遺贈による所有権移転登記の前提としての名変

1.遺贈による所有権移転登記

(1)申請方式に関する条文

参照条文

不動産登記法(平成十六年法律第百二十三号)

(共同申請)
第六十条 
権利に関する登記の申請は、法令に別段の定めがある場合を除き、登記権利者及び登記義務者が共同してしなければならない。

(判決による登記等)
第六十三条 
第六十条(・・・)の規定にかかわらず、これらの規定により申請を共同してしなければならない者の一方に登記手続をすべきことを命ずる確定判決による登記は、当該申請を共同してしなければならない者の他方が単独で申請することができる。
2 相続又は法人の合併による権利の移転の登記は、登記権利者が単独で申請することができる。
3 遺贈(相続人に対する遺贈に限る。)による所有権の移転の登記は、第六十条の規定にかかわらず、登記権利者が単独で申請することができる。

(2)整理

遺贈による所有権移転登記にあっては、つぎのように申請方式が区別される。

  • 原則的には共同申請。
  • 例外として、相続人に対する遺贈の場合には、単独申請。
    (そもそも、相続人に対する「遺贈」であるかどうかの解釈にも留意。)

2.遺贈者の氏名・住所が登記情報と相違するとき

(1)名変が必要

大原則を示した先例がこちら。

昭和43年5月7日民甲第1260号回答

【要旨】
登記名義人の氏名・住所について変更(又は錯誤)がある場合で、当該登記名義人の権利の移転の登記の際に、前提としてする登記名義人の表示変更(又は更正)の登記は省略することはできない。

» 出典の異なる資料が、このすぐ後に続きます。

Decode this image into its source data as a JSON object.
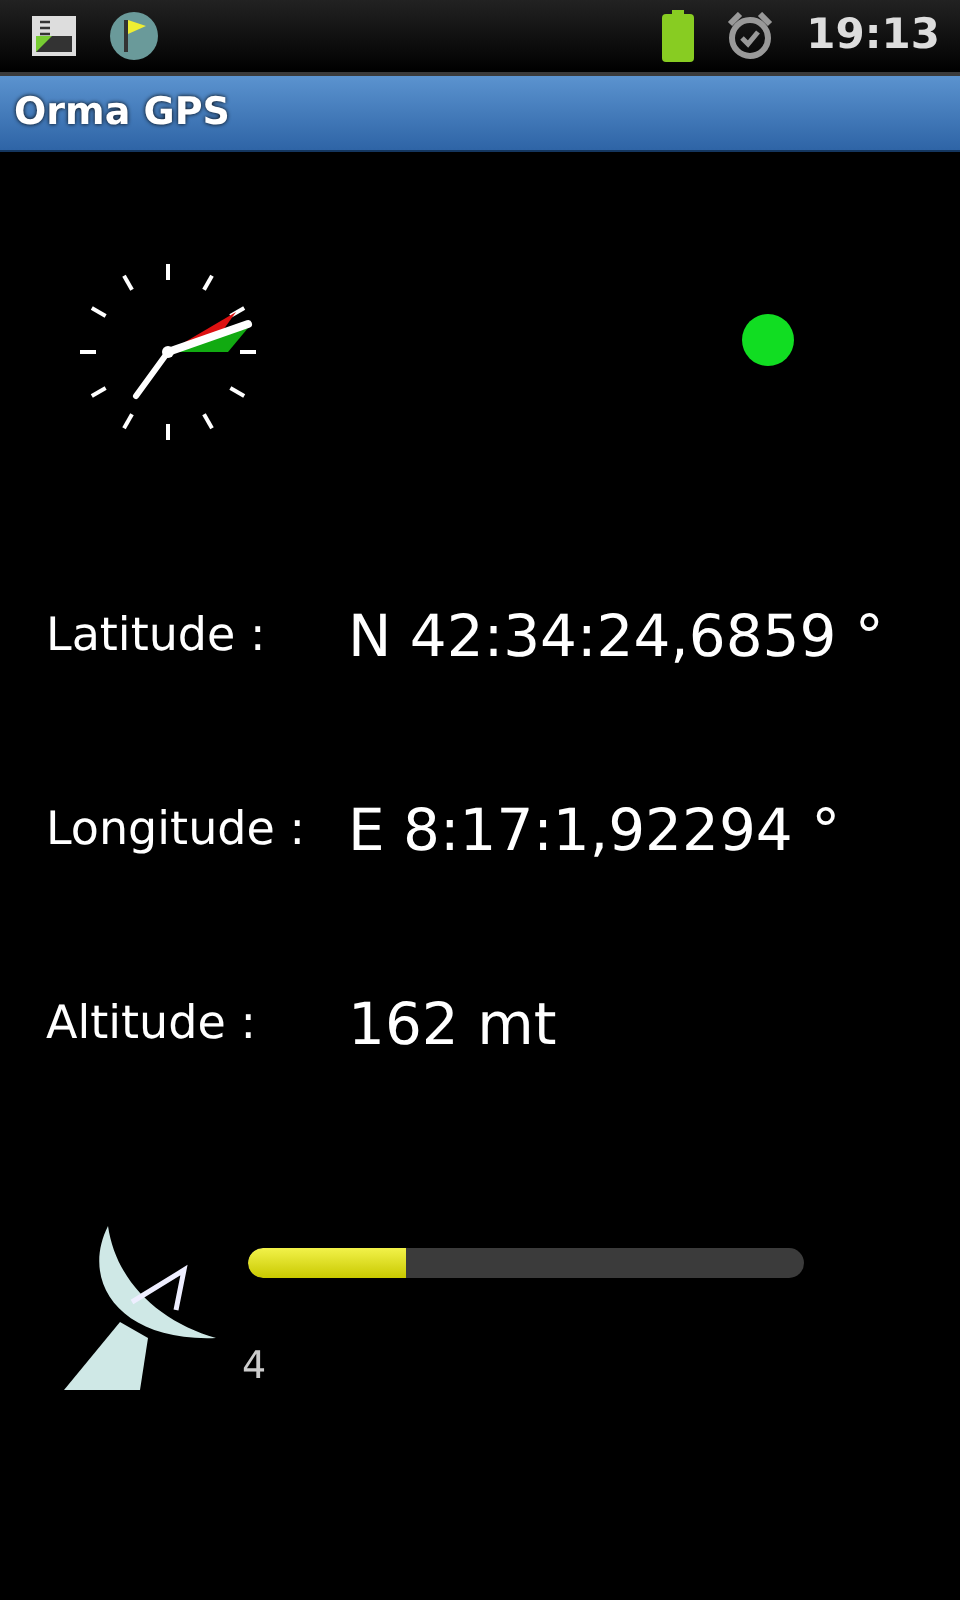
{
  "status_bar": {
    "time": "19:13"
  },
  "window": {
    "title": "Orma GPS"
  },
  "readings": [
    {
      "label": "Latitude :",
      "value": "N 42:34:24,6859 °"
    },
    {
      "label": "Longitude :",
      "value": "E 8:17:1,92294 °"
    },
    {
      "label": "Altitude :",
      "value": "162 mt"
    }
  ],
  "satellites": {
    "count": "4",
    "level": 0.285
  }
}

この点につき、質疑応答において、遺贈については原則通り(省略不可)であることが確認されている。
【参照:登記研究380号81頁、401号160頁。】

(2)名変が不要?

ところで、今般改正により、相続人に対する遺贈にあっては単独申請も可となった。
そうなると、相続登記と同様に「被相続人の同一性を証する情報」を提供すれば名変不要となるのだろうか?

3.遺言執行者による名変登記の申請

(1)申請権限

上記2(1)で参照する質疑応答においては、申請権限があることが前提とされている。
(後続の所有権移転登記の申請権限があることを考えると当然か?)

(2)代理権限証明情報

家庭裁判所の審判によって選任されたケースでは、つぎのものが必要になる。

  1. 遺言書
  2. 遺言者の死亡を証する情報
  3. 選任審判書(これがあれば2は不要との見解あり)

昭和44年10月16日民甲第2204号回答

【要旨】
家庭裁判所により選任された遺言執行者の資格を証する書面としては、家庭裁判所の選任を証する書面(これによっては遺言の内容は不明との前提)のほか遺言書を要する。

参照条文

民法(明治二十九年法律第八十九号)

(遺言執行者の権利義務)
第千十二条 
遺言執行者は、遺言の内容を実現するため、相続財産の管理その他遺言の執行に必要な一切の行為をする権利義務を有する。
2 遺言執行者がある場合には、遺贈の履行は、遺言執行者のみが行うことができる。
3 第六百四十四条、第六百四十五条から第六百四十七条まで及び第六百五十条の規定は、遺言執行者について準用する。

(特定財産に関する遺言の執行)
第千十四条 
前三条の規定は、遺言が相続財産のうち特定の財産に関する場合には、その財産についてのみ適用する。